Because ERC and subsequent peroxidative damage to the sperm plasma membrane can compromise sperm-oocyte fusion, ICSI can be used as an intervention to bypass this obstacle. Nevertheless, other defects may still persist, such as nuclear DNA damage, preventing proper embryonic/fetal development [71].

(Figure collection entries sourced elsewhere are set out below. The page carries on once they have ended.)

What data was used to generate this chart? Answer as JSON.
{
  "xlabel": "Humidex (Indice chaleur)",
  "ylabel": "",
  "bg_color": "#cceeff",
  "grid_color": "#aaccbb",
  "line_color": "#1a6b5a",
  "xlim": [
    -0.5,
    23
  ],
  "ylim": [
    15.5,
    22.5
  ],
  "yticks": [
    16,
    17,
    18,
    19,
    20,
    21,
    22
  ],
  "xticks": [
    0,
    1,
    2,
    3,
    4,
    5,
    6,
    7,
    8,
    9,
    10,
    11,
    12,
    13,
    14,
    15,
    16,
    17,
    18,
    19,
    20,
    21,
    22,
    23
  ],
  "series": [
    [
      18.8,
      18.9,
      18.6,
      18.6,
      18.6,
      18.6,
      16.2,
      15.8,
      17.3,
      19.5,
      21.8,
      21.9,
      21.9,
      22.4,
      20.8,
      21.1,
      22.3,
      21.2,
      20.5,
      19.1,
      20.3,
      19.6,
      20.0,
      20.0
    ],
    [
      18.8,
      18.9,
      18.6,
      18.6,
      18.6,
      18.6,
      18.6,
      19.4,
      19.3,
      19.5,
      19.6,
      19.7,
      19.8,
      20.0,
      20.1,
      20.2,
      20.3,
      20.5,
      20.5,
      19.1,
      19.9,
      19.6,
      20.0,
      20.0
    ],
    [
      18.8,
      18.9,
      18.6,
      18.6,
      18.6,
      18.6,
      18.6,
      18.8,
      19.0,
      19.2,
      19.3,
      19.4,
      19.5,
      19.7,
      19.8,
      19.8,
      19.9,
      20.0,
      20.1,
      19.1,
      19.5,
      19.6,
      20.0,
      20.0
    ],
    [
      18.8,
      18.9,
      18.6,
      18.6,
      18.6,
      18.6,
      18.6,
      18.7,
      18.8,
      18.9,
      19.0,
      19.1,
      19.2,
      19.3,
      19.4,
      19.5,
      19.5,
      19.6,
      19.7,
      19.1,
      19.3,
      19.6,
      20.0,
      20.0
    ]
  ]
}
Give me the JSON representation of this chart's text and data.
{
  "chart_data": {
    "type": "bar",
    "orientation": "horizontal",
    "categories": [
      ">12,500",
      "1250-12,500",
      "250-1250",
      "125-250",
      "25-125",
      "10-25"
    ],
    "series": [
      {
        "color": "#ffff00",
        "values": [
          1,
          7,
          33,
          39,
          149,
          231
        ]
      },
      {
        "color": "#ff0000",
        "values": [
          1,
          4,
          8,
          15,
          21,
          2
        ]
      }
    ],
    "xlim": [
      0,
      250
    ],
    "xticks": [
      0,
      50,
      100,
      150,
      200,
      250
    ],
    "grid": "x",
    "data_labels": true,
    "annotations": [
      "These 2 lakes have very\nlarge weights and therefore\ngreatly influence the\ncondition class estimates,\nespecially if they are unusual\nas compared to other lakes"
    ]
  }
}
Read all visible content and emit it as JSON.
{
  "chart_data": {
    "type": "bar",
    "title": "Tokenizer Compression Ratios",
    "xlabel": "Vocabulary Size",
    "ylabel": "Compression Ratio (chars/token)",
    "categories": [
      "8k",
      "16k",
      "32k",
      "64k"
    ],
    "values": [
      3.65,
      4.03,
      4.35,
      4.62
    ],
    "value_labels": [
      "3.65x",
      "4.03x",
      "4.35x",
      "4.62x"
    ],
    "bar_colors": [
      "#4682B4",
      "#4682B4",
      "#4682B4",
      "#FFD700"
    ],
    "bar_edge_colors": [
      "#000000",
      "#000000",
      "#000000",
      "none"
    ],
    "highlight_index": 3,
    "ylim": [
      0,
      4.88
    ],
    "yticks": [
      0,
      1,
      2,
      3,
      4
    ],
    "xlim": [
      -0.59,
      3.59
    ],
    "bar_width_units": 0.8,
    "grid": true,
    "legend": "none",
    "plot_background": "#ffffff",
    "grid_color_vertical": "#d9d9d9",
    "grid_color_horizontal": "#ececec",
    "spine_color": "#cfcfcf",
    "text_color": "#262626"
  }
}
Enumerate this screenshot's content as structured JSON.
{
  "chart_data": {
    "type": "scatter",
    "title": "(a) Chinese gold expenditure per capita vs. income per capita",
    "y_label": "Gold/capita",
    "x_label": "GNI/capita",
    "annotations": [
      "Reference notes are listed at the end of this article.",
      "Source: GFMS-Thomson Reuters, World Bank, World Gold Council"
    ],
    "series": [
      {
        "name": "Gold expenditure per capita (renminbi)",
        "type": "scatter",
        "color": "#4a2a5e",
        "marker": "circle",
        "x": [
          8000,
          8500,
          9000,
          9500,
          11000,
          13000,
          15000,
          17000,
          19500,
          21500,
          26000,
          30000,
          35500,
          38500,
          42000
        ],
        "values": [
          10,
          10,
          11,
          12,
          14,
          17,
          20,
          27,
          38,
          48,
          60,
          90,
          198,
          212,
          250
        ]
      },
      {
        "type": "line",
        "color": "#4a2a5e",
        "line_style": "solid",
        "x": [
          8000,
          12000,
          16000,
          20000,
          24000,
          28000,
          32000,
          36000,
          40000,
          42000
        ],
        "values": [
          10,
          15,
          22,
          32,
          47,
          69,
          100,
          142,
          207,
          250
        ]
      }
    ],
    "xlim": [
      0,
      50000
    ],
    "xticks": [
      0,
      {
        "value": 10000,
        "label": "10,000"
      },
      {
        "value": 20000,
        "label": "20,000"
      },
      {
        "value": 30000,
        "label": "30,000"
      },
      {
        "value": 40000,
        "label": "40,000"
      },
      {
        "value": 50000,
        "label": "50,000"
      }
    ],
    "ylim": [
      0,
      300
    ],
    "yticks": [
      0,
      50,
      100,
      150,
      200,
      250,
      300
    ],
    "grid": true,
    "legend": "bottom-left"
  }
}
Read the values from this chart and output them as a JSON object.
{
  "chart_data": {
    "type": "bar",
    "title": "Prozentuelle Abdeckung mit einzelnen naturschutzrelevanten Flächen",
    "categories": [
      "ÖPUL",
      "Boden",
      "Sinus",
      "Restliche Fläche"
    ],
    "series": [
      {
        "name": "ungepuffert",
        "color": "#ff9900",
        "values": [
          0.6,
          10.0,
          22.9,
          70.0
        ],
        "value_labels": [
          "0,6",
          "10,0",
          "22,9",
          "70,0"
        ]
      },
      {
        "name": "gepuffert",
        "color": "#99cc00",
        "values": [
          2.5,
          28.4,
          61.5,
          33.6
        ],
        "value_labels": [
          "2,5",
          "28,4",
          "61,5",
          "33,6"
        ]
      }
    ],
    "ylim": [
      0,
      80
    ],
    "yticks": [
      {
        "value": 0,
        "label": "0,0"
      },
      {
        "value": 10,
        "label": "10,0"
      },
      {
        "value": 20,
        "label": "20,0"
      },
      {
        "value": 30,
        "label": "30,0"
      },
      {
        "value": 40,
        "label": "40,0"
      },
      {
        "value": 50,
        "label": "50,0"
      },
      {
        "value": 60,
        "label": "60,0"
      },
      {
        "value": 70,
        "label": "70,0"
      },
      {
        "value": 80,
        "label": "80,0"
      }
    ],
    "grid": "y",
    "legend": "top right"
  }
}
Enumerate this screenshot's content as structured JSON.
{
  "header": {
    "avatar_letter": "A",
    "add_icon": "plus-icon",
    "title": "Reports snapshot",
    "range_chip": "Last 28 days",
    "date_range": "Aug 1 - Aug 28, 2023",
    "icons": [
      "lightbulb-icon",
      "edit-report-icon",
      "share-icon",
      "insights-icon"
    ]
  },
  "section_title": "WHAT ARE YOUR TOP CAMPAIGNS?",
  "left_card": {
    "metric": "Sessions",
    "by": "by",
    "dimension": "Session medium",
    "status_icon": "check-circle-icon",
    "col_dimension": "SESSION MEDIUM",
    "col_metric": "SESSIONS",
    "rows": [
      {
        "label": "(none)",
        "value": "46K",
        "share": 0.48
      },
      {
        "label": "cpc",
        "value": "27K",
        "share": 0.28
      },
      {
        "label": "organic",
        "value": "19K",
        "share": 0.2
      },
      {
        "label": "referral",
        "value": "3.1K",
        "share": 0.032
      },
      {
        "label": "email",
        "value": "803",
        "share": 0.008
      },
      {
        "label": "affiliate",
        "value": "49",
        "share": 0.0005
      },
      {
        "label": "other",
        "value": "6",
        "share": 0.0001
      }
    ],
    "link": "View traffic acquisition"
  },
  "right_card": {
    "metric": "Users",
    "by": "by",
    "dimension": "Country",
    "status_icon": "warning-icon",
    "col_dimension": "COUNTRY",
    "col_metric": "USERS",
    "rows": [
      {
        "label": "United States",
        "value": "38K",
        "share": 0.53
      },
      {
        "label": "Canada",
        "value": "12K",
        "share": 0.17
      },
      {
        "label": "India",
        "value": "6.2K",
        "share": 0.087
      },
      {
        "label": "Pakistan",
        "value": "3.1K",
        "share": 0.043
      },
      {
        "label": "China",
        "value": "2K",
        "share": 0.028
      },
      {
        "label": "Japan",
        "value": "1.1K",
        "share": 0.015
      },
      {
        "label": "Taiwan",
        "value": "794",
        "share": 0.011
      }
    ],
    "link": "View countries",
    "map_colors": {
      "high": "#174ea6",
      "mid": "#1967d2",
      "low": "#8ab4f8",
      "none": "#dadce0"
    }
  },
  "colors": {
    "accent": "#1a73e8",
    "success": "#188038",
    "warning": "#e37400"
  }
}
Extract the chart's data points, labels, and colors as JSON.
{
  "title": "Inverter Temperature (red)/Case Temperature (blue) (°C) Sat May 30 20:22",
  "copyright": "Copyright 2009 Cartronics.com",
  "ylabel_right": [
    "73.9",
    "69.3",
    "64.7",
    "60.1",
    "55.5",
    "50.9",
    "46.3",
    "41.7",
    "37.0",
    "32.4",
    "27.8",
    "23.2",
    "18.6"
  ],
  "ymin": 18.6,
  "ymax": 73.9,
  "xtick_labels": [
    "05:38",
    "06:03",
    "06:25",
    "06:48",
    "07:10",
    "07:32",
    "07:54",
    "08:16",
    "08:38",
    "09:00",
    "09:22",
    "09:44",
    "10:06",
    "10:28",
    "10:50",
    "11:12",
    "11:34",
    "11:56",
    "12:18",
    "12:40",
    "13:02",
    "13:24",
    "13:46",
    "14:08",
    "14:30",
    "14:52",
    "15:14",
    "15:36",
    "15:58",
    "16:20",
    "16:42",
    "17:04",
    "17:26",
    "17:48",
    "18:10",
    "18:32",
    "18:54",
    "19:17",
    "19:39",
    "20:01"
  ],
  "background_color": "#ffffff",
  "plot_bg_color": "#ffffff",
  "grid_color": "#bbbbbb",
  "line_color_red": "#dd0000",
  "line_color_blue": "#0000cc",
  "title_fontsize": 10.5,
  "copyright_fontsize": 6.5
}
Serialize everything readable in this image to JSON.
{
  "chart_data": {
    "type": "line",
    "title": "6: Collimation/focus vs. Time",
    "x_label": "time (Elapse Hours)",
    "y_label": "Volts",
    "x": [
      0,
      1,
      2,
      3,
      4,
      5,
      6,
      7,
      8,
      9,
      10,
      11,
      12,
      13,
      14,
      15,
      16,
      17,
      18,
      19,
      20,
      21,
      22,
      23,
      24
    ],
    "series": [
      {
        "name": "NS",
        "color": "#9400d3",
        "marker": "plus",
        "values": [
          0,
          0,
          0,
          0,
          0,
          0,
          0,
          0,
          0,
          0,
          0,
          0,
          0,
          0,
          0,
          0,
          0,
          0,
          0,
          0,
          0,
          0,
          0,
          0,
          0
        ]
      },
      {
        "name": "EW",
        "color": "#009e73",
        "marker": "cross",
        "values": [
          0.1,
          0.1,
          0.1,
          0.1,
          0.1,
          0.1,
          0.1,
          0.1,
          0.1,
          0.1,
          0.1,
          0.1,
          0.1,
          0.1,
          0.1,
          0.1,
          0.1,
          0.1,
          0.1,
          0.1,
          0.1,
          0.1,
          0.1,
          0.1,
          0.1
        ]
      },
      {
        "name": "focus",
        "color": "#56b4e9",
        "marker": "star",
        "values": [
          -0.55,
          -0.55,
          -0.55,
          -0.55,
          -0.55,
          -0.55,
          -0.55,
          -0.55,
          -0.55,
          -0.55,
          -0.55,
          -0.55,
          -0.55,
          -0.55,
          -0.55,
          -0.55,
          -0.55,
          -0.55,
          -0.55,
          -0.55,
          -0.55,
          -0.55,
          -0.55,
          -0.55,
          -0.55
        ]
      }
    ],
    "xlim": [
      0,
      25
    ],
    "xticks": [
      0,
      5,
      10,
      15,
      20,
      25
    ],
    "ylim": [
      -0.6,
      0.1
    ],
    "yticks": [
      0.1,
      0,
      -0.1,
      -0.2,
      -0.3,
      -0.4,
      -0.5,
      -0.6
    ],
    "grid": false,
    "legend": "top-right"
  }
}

Moreover, varicocelectomy has been shown to improve cytoplasmic extrusion and reduce excess ROS production in men with ERC [42]. This topic merits further investigation to assess the efficacy of this and other treatments.

Conclusions

The CD is a morphological feature unique to human spermatozoa and absent in other non-human mammals. It has functional significance and is involved in hyperactivation, capacitation, and the acrosome reaction. An abnormally large amount of cytoplasm around the sperm midpiece has pathological implications and is then termed “ERC” based on size and function. Having distinguished CDs from ERC, future studies should attempt to measure the incidence rate of ERC in human males and explain why human spermatozoa tend to retain CDs after maturation. Additionally, the pathophysiology of ERC must be described in greater detail with regards to male infertility. Furthermore, prospective studies should evaluate the efficacy of the various treatments for ERC. There is a lot to be learned about this particular morphological defect. Clarification is vital for better assessing male infertility in a clinical setting.

Abbreviations

ERC: Excess residual cytoplasm; CD: Cytoplasmic droplet; ROS: Reactive oxygen species; OS: Oxidative stress; MPV: Midpiece vesicle; RVD: Regulatory volume decrease; RVI: Regulatory volume increase; AQP3: Aquaporin 3; ACE: Angiotensin-converting enzyme; 15-LOX: 15-lipoxygenase; CRT: Calreticulin; IP3R: ; AKAP: A-kinase anchoring protein; : Inositol 1,4,5-trisphosphate receptor; Sptrx: Sperm-specific thioredoxin; DFS: Dysplasia of the fibrous sheath; CK: Creatine kinase; LDH: Lactate acid dehydrogenase; SOD: Superoxide dismutase; G6PDH: Glucose-6-phosphate dehydrogenase; WHO: World health organization; CDK16: Cyclin-dependent kinase 16; OP: Organophosphorus pesticide; DDVP: Dichlorvos; NBT: Nitroblue tetrazolium; ICSI: Intracytoplasmic sperm injection.

Competing interests

The authors declare that they have no competing interests.

Authors' contributions

AKR studied this topic and drafted this manuscript. AA served as a mentor and reviewer of this article. MVDL revised this manuscript. SSDP conceived of the review, participated in its design and coordination, and helped to draft the manuscript. All authors read and approved the final manuscript.